A naive approach assigns member access to the base group and a row filter to the regional group:
views:
  - name: orders_view
    cubes:
      - join_path: orders
        includes: "*"

    access_policy:
      - group: viewer
        member_level:
          includes: "*"

      - group: viewer_north_america
        member_level:
          includes: "*"
        row_level:
          filters:
            - member: country
              operator: equals
              values: ["US", "CA", "MX"]
A user in both viewer and viewer_north_america matches both policies. The viewer policy has no row filter (all rows allowed), and the viewer_north_america policy filters to North American countries.
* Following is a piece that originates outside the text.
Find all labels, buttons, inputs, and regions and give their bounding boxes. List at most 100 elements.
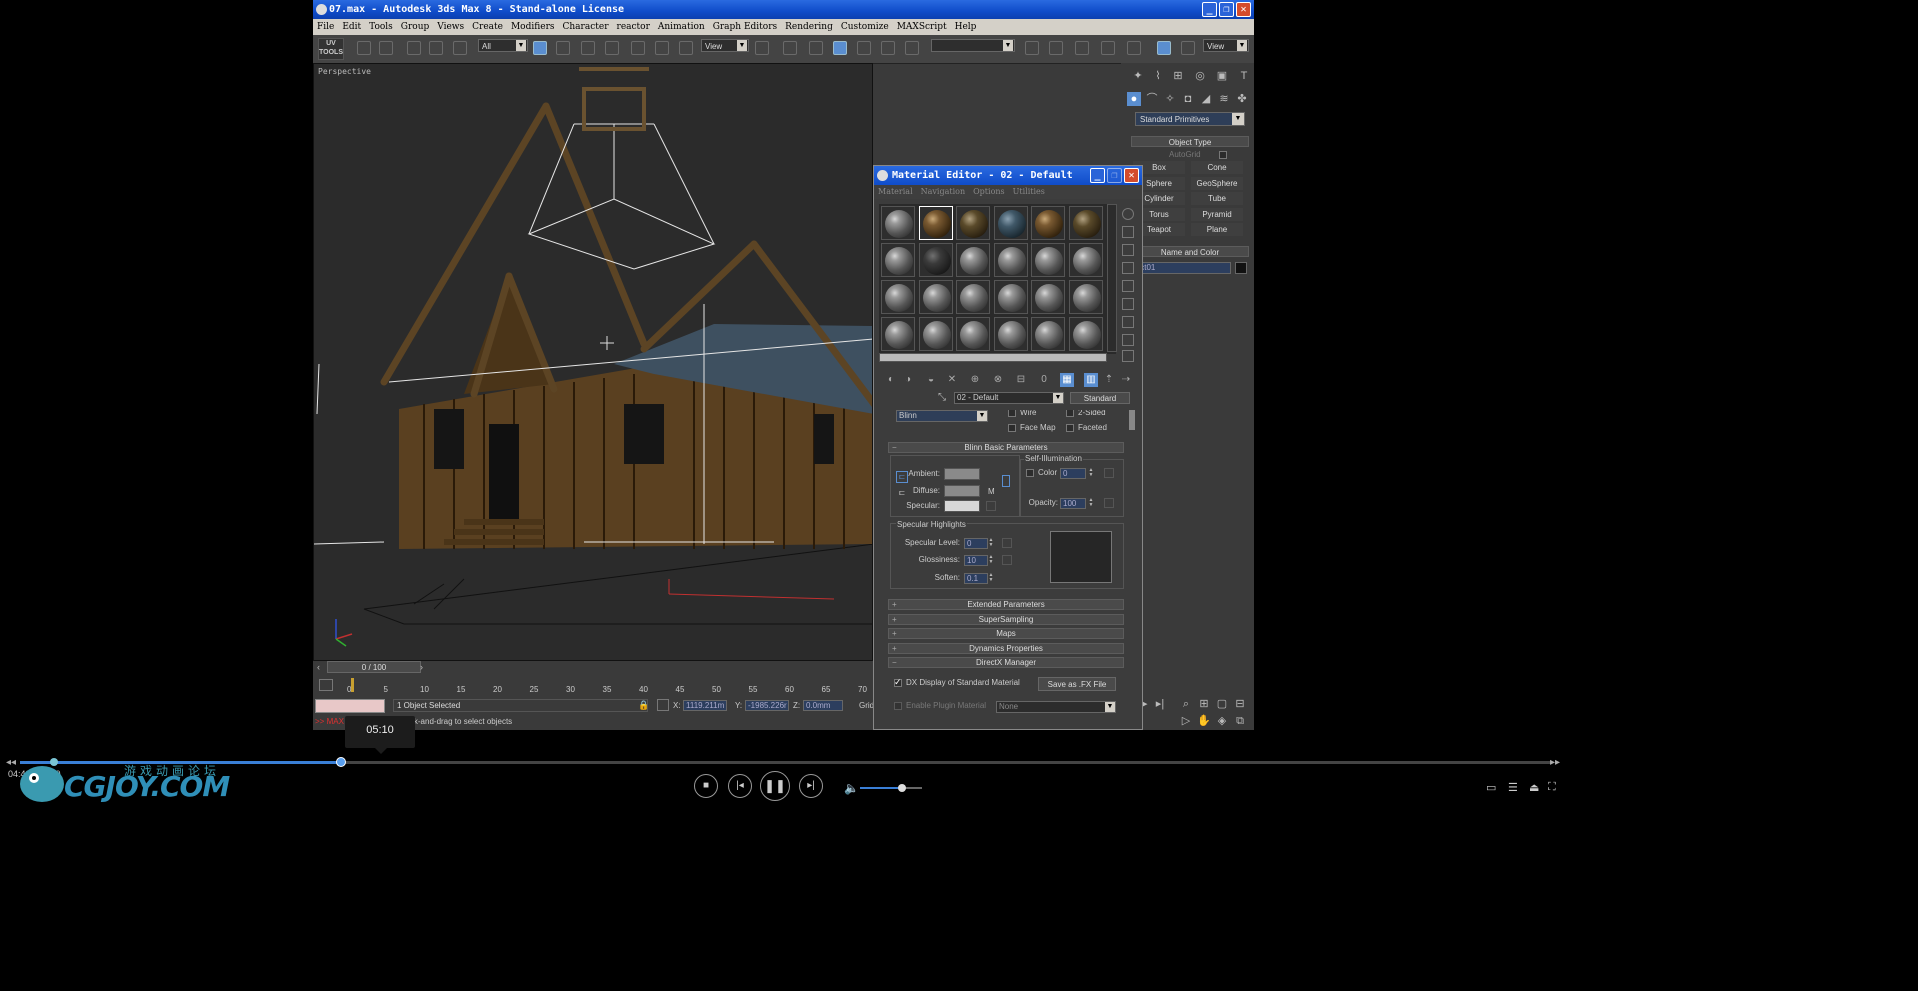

Because row-level filters from multiple matching policies combine with OR, the permissive viewer policy wins and the user sees all rows.

The solution

Add a row-level filter to the base group that matches no rows. This makes the base policy restrictive by default, so it never overrides regional filters:
views:
  - name: orders_view
    cubes:
      - join_path: orders
        includes: "*"

    access_policy:
      - group: viewer
        member_level:
          includes: "*"
        row_level:
          filters:
            - member: country
              operator: equals
              values: ["__NONE__"]

      - group: viewer_north_america
        member_level:
          includes: "*"
        row_level:
          filters:
            - member: country
              operator: equals
              values: ["US", "CA", "MX"]
The viewer policy now filters country = '__NONE__', a value that doesn’t exist in the data. On its own, this grants access to zero rows. When a user belongs to both groups, Cube combines the two row filters with OR:
WHERE (country = '__NONE__') OR (country IN ('US', 'CA', 'MX'))
The first condition matches nothing, so only the regional filter takes effect. The user sees exactly the rows allowed by their regional group.

Adding more regions

Scale this pattern by adding a policy per regional group. The base viewer policy continues to act as the member-access gateway while granting no rows on its own:
views:
  - name: orders_view
    cubes:
      - join_path: orders
        includes: "*"

    access_policy:
      - group: viewer
        member_level:
          includes: "*"
        row_level:
          filters:
            - member: country
              operator: equals
              values: ["__NONE__"]

      - group: viewer_north_america
        member_level:
          includes: "*"
        row_level:
          filters:
            - member: country
              operator: equals
              values: ["US", "CA", "MX"]

      - group: viewer_europe
        member_level:
          includes: "*"
        row_level:
          filters:
            - member: country
              operator: equals
              values: ["DE", "FR", "GB"]

      - group: viewer_asia
        member_level:
          includes: "*"
        row_level:
          filters:
            - member: country
              operator: equals
              values: ["JP", "KR", "SG"]
A user in viewer + viewer_north_america + viewer_europe sees rows where country is in US, CA, MX, DE, FR, GB. The dummy __NONE__ filter from the base group adds nothing to the result.

Result

For a user in both viewer and viewer_north_america, Cube generates SQL like:
SELECT
  count(*) "orders_view__count"
FROM orders
WHERE
  (country = '__NONE__')
  OR (country IN ('US', 'CA', 'MX'))
LIMIT 10000
Only North American rows are returned. The base group grants member access without widening the row-level filter.